7. The argument of Mr. Maheshwari was that a provision for variation of the route by extension thereof has been made under Sub-section (8) of Section 57 of the Act and that if the Regional Transport Authority was allowed to alter the existing route of a permit by inclusion of a new route under the provisions of Section 48 (3) (xxi) then the two provisions would be overlapping. The reasons as to why the new proviso was inserted to Section 48 (3) (xxi) are quite obvious. Under Sub-section (8) of Section 57 of the Act an application submitted for varying the route of an existing permit, by inclusion of a new route or area therein has to be treated as an application for the grant of a new permit and in that case the lengthy procedure prescribed in Sub-sections (3) to (7) of Section 57 of the Act has to be followed, which requires considerable time to comply with. The other important consideration appears to be that an application under Sub-section (8) of Section 57 of the Act for an extension of the route of an existing permit could be submitted only by an existing permit-holder and the Regional Transport Authority could not bring about the desired alteration of its own even if public convenience necessitated the same.

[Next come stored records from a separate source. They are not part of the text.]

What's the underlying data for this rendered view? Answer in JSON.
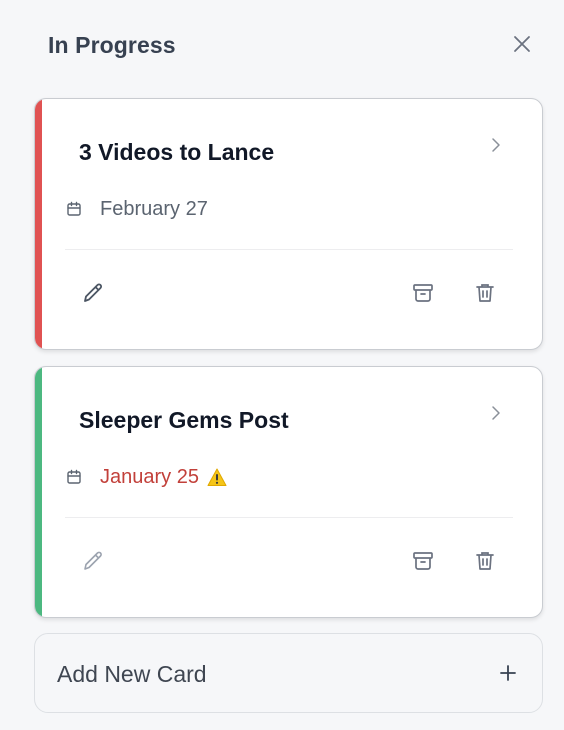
{
  "column": {
    "title": "In Progress"
  },
  "cards": [
    {
      "title": "3 Videos to Lance",
      "date": "February 27",
      "accent_color": "#e05252",
      "date_color": "#5b6470",
      "overdue": false
    },
    {
      "title": "Sleeper Gems Post",
      "date": "January 25",
      "accent_color": "#4cb880",
      "date_color": "#c2403a",
      "overdue": true
    }
  ],
  "add_card": {
    "label": "Add New Card"
  },
  "icons": {
    "close": "close-icon",
    "chevron": "chevron-right-icon",
    "calendar": "calendar-icon",
    "warning": "warning-icon",
    "edit": "pencil-icon",
    "archive": "archive-icon",
    "delete": "trash-icon",
    "add": "plus-icon"
  }
}
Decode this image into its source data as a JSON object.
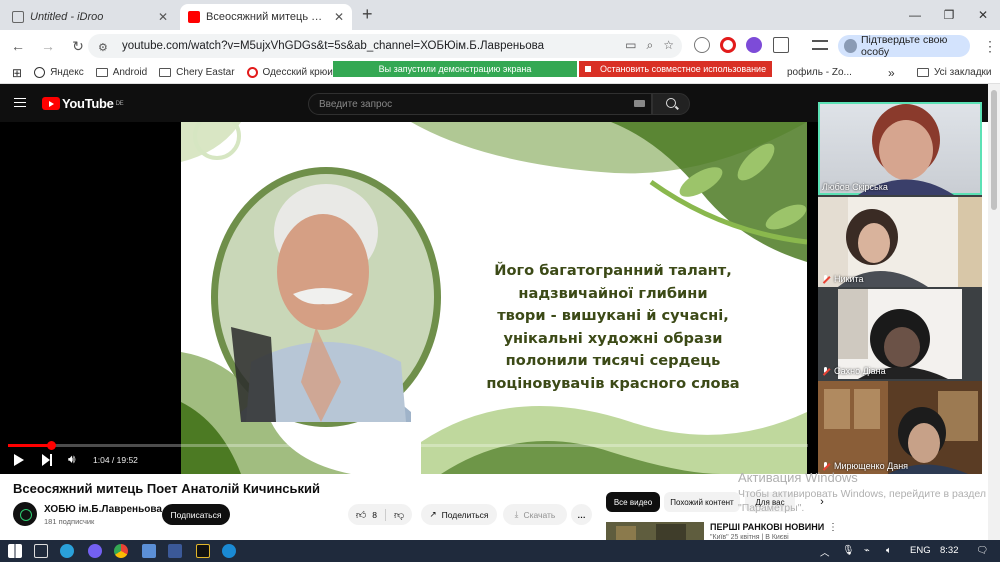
{
  "browser": {
    "tabs": [
      {
        "title": "Untitled - iDroo",
        "active": false
      },
      {
        "title": "Всеосяжний митець Поет Анатолій Кичинський",
        "active": true
      }
    ],
    "new_tab": "+",
    "window_controls": {
      "minimize": "—",
      "maximize": "❐",
      "close": "✕"
    },
    "url": "youtube.com/watch?v=M5ujxVhGDGs&t=5s&ab_channel=ХОБЮім.Б.Лавреньова",
    "profile_button": "Підтвердьте свою особу",
    "bookmarks": [
      "Яндекс",
      "Android",
      "Chery Eastar",
      "Одесский крюинг"
    ],
    "bookmarks_right_partial": "рофиль - Zo...",
    "bookmarks_more": "»",
    "all_bookmarks": "Усі закладки"
  },
  "screen_share": {
    "status": "Вы запустили демонстрацию экрана",
    "stop_label": "Остановить совместное использование"
  },
  "youtube": {
    "logo": "YouTube",
    "region": "DE",
    "search_placeholder": "Введите запрос",
    "slide_text": [
      "Його багатогранний талант,",
      "надзвичайної глибини",
      "твори - вишукані й сучасні,",
      "унікальні художні образи",
      "полонили тисячі сердець",
      "поцiновувачів красного слова"
    ],
    "player": {
      "current_time": "1:04",
      "duration": "19:52",
      "progress": 0.054
    },
    "video_title": "Всеосяжний митець Поет Анатолій Кичинський",
    "channel_name": "ХОБЮ ім.Б.Лавреньова",
    "subscribers": "181 подписчик",
    "subscribe_label": "Подписаться",
    "likes": "8",
    "share_label": "Поделиться",
    "download_label": "Скачать",
    "more_label": "…",
    "chips": [
      "Все видео",
      "Похожий контент",
      "Для вас"
    ],
    "recommendation": {
      "title": "ПЕРШІ РАНКОВІ НОВИНИ",
      "subtitle": "\"Київ\" 25 квітня | В Києві"
    }
  },
  "participants": [
    {
      "name": "Любов Скірська",
      "muted": false,
      "speaking": true
    },
    {
      "name": "Никита",
      "muted": true,
      "speaking": false
    },
    {
      "name": "Сахно Діана",
      "muted": true,
      "speaking": false
    },
    {
      "name": "Мирющенко Даня",
      "muted": true,
      "speaking": false
    }
  ],
  "windows_activation": {
    "title": "Активация Windows",
    "message": "Чтобы активировать Windows, перейдите в раздел \"Параметры\"."
  },
  "taskbar": {
    "language": "ENG",
    "time": "8:32"
  },
  "colors": {
    "youtube_red": "#ff0000",
    "share_green": "#34a853",
    "share_red": "#d93025",
    "speaker_outline": "#5ce1b5"
  }
}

By making such a provision in Clause (xxi) of Sub-section (3) of Section 48 of the Act, authorising the Regional Transport Authority to vary the condition of an existing permit, by altering the route or area covered by such permit, the Legislature clearly intended expeditious action by the Regional Transport Authority concerned in matters of variation, which may be brought about by deviation, curtailment or extension, of the route of the existing permit, so long as it related to short distances only not exceeding 24 kilometers in any case, and when the said Regional Transport Authority came to the conclusion that such variation would serve public convenience- It is absolutely clear that the intention in making the aforesaid provision was that where the Regional Transport Authority, on the representation of the travelling public or on its own motion thought it expedient in public interest to extend the route of an existing permit, say by a short distance of 5 or 10 kilometers or curtail the same by a like distance or change the course of the route slightly, then the entire lengthy procedure prescribed in Section 57 of the Act need not be resorted to.

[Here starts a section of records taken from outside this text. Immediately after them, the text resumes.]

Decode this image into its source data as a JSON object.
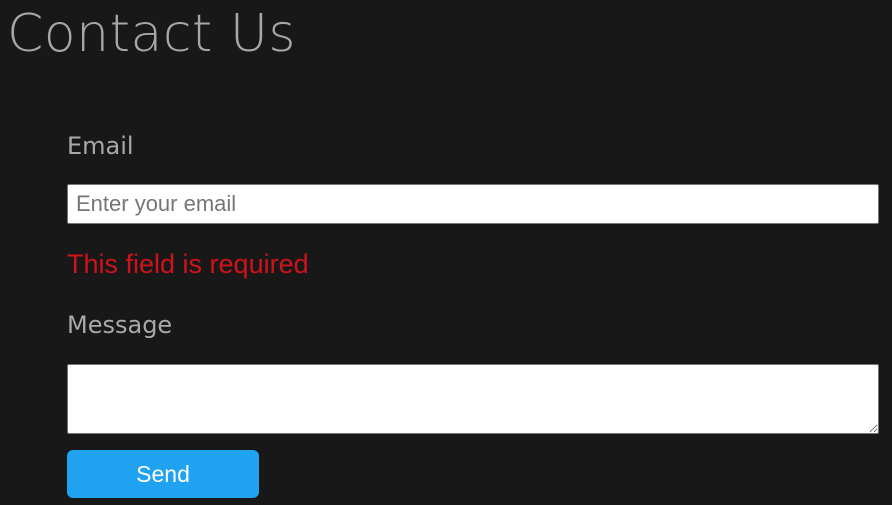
{
  "page": {
    "title": "Contact Us"
  },
  "form": {
    "email": {
      "label": "Email",
      "value": "",
      "placeholder": "Enter your email",
      "error": "This field is required"
    },
    "message": {
      "label": "Message",
      "value": ""
    },
    "submit": {
      "label": "Send"
    }
  },
  "colors": {
    "background": "#181818",
    "label_text": "#a9a9a9",
    "error": "#d0131a",
    "button": "#1fa3f0",
    "button_text": "#ffffff"
  }
}
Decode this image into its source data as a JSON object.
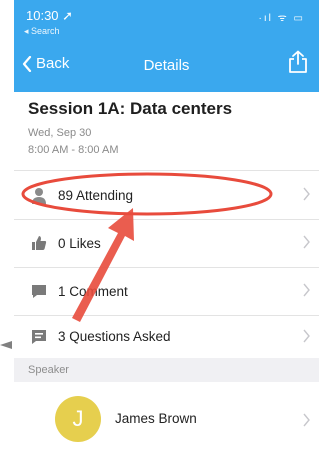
{
  "status_bar": {
    "time": "10:30 ➚",
    "back_app": "◂ Search",
    "icons": "·ıl ᯤ ▭"
  },
  "nav": {
    "back_label": "Back",
    "title": "Details"
  },
  "session": {
    "title": "Session 1A: Data centers",
    "date": "Wed, Sep 30",
    "time": "8:00 AM - 8:00 AM"
  },
  "rows": [
    {
      "label": "89 Attending",
      "icon": "person-icon"
    },
    {
      "label": "0 Likes",
      "icon": "thumbs-up-icon"
    },
    {
      "label": "1 Comment",
      "icon": "comment-icon"
    },
    {
      "label": "3 Questions Asked",
      "icon": "question-icon"
    }
  ],
  "speaker_section": {
    "header": "Speaker",
    "name": "James Brown",
    "initial": "J"
  },
  "colors": {
    "nav_bar": "#3aa8ee",
    "annotation_red": "#e84b3c",
    "avatar": "#e6cf4e"
  }
}
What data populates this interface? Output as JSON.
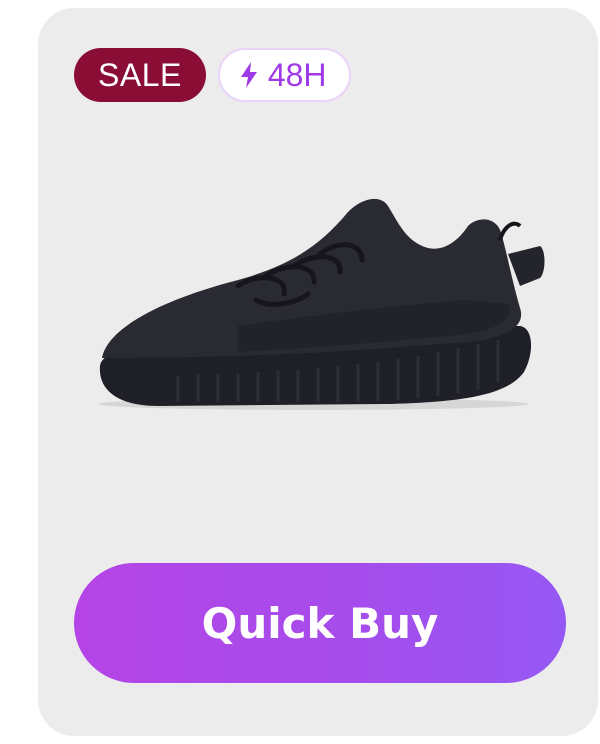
{
  "product_card": {
    "badges": {
      "sale": "SALE",
      "timer": "48H",
      "timer_icon": "lightning-bolt-icon"
    },
    "image": {
      "subject": "black knit sneaker"
    },
    "cta": {
      "label": "Quick Buy"
    }
  },
  "colors": {
    "card_background": "#ececec",
    "sale_badge": "#8a0d36",
    "timer_text": "#a03ae8",
    "timer_border": "#ead2f8",
    "cta_gradient_start": "#b544e6",
    "cta_gradient_end": "#9658f4"
  }
}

It was only to obviate the following of the lengthy procedure prescribed under Section 57 of the Act and the consequent delay, that the Legislature introduced the proviso to Clause (xxi) of Sub-section (3) of Section 48 of the Act by the Amending Act No. 56 of 1969. The intention of the Legislative in this respect is abundantly clear from the language of the aforesaid proviso. The explanatory note added to the statement of objects and reasons of the Bill, which resulted in the Amending Act No. 56 of 1969 also expressed the same view. In respect of Clause 21 of the Bill which introduced the proviso to Section 48 (3) (xxi) of the Act it has been stated in the explanatory note:--

'Unlike Sections 51 and 56 which relate to the grant of contract carriage and public carrier's permits, Section 48 does not authorise a Regional Transport Authority to vary or extend or curtail the route or area of a stage carriage permit. Since it may not be possible or desirable in certain cases, to open new routes, e.g., when services are required to be provided over a small stretch beyond the terminii of an existing route, it is expedient to treat any such extension as variation of the existing permit. The proposed amendment will facilitate this procedure. Care has been taken to ensure that variation is granted only to serve the public convenience and only for short distances.' (Emphasis given).

8. In Akal Transport Company's case AIR 1973 Punj and Har 338 the learned Judges of the Punjab and Haryana High Court after quoting the definition of 'route' given in Sub-section (28-A) of Section 2 of the Act observed:--

'From this definition it is clear that if one of the two terminii of the route is to be changed it can be done under Section 57 (8) of the Act and not under Clause (xxi) of Section 48 (3). Clause (xxi) applies to the variation of the distance covered by the original route, that is, the termini: prescribed for the original route should remain the same or in other words this clause applies only to a diversion of a route between two terminii fixed for the original route and not for the extension thereof beyond one of the two terminii. If a route has to be extended beyond one of the two terminii, the application has to be made under Section 57 (8) and not under Clause (xxi) of Section 48 (3) of the Act.'

9. The definition of 'route' as specified in Sub-section (28-A) of Section 2 of the Act may also be reproduced here:--

'2 (28-A). 'Route' means a line of travel which specifies the highway which may be traversed by a motor vehicle between one terminus and another.'

10. With great respect to the learned Judges, who decided the Akal Transport Company's case, AIR 1973 Punj and Har 338 I am unable to infer as to how the aforesaid definition of 'route' leads to the conclusion that if one of the two terminii of the route is to be changed, then the same could be done only under Section 57 (8) of the Act and the same result could not be achieved, within the prescribed limitations under Section 48 (3) (xxi) of the Act. As I have endeavoured to point out above, although the provisions of Section 57 (8) and Clause (xxi) of Sub-section (3) of Section 48 of the Act may be over-lapping to a certain extent, yet the proviso to Clause (xxi) of Section 48 (3) has been clearly inserted by the Legislature for expeditious action where the Regional Transport Authority is required to act in the interest of public convenience and only for short distances to the extent of 24 kilometers. The obvious intention appears to be that for such variations for short distances the lengthy procedure prescribed in Section 57 may be dispensed with, if the Regional Transport Authority concerned was satisfied in the matter.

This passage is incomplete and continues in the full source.